WASHINGTON, JUNE 17. A Taiwanese businessman, Dr. Ding-Yuan Yang (52), has devised a way to increase the speed of transmission of internet information from megabytes to gigabytes on an ordinary personal computer, according to a Washington Post report.

To achieve this, the Princeton and Stanford Business School- educated Dr. Ding has used a glass cable with a coating developed by Minneapolis-based Minnesota Mining and Manufacturing Company.

U.S., German and Japanese firms are also working on the problem but Dr. Ding has beat them to the finish line.

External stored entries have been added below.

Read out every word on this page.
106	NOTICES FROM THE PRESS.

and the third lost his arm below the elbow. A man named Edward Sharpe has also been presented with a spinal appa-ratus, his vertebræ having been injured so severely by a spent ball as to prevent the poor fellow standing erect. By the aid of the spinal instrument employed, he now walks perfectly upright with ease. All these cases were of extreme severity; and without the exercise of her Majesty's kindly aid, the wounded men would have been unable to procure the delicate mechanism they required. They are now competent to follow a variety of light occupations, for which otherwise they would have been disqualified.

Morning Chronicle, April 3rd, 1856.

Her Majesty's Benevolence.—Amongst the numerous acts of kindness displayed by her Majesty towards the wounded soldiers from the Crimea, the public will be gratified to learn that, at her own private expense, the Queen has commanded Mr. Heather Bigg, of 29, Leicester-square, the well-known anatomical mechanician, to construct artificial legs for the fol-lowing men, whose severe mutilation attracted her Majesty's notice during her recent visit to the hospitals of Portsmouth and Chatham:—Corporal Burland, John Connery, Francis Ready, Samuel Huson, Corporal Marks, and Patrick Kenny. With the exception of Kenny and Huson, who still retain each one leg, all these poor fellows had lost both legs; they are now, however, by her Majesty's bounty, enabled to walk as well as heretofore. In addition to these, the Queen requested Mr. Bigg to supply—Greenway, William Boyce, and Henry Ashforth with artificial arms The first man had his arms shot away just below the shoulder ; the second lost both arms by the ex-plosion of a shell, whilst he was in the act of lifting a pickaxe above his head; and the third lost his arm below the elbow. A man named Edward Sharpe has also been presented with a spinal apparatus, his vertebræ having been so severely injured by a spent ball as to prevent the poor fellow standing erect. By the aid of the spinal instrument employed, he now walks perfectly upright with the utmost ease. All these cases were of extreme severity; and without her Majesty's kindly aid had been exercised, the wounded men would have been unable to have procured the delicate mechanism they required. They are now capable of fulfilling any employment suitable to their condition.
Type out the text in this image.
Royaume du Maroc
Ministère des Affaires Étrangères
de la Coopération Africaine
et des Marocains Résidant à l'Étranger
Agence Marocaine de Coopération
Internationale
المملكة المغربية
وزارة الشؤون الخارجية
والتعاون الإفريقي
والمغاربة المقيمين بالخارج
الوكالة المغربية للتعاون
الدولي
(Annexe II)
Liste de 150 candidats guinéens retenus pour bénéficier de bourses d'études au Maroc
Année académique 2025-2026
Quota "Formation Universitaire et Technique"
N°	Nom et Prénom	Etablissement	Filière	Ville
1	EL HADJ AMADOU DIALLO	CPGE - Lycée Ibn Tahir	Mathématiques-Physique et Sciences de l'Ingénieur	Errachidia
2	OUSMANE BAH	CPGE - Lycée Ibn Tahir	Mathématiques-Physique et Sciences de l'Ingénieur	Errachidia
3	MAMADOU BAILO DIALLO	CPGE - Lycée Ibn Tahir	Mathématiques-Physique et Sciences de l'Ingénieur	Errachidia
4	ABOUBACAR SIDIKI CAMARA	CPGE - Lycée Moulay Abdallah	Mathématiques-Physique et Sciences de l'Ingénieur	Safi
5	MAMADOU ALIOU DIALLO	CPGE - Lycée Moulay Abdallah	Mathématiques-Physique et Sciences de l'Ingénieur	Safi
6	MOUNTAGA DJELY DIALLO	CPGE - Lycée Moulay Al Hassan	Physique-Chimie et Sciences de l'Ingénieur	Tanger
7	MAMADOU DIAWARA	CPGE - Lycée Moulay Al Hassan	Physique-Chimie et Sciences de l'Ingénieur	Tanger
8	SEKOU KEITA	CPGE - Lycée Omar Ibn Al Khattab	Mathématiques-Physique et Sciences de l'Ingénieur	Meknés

Information on the internet moves as light pulses along fibre optic cables at many gigabytes but once it reaches buildings or local switching stations, that information gets off the fibre optics line into the much slower copper wire. Gigabytes then become megabytes. Frames freeze and downloading can seem to take forever.

Dr. Ding, who heads a consortium of 14 Taiwanese companies, and his team say that this last stage has kept users from an explosion of opportunity from downloading a movie in seconds to moving high resolution medical images at the touch of a switch.

To link the copper wires in most desktop computers to the high- speed lines, the consortium is manufacturing another product called VF-45.

This switch can turn the electric signals running along copper wires into light pulses that moves on fibre optic lines. Snap it into your computer and you will be measuring your speed in ``gigs'' not ``megs'', says Dr. Ding.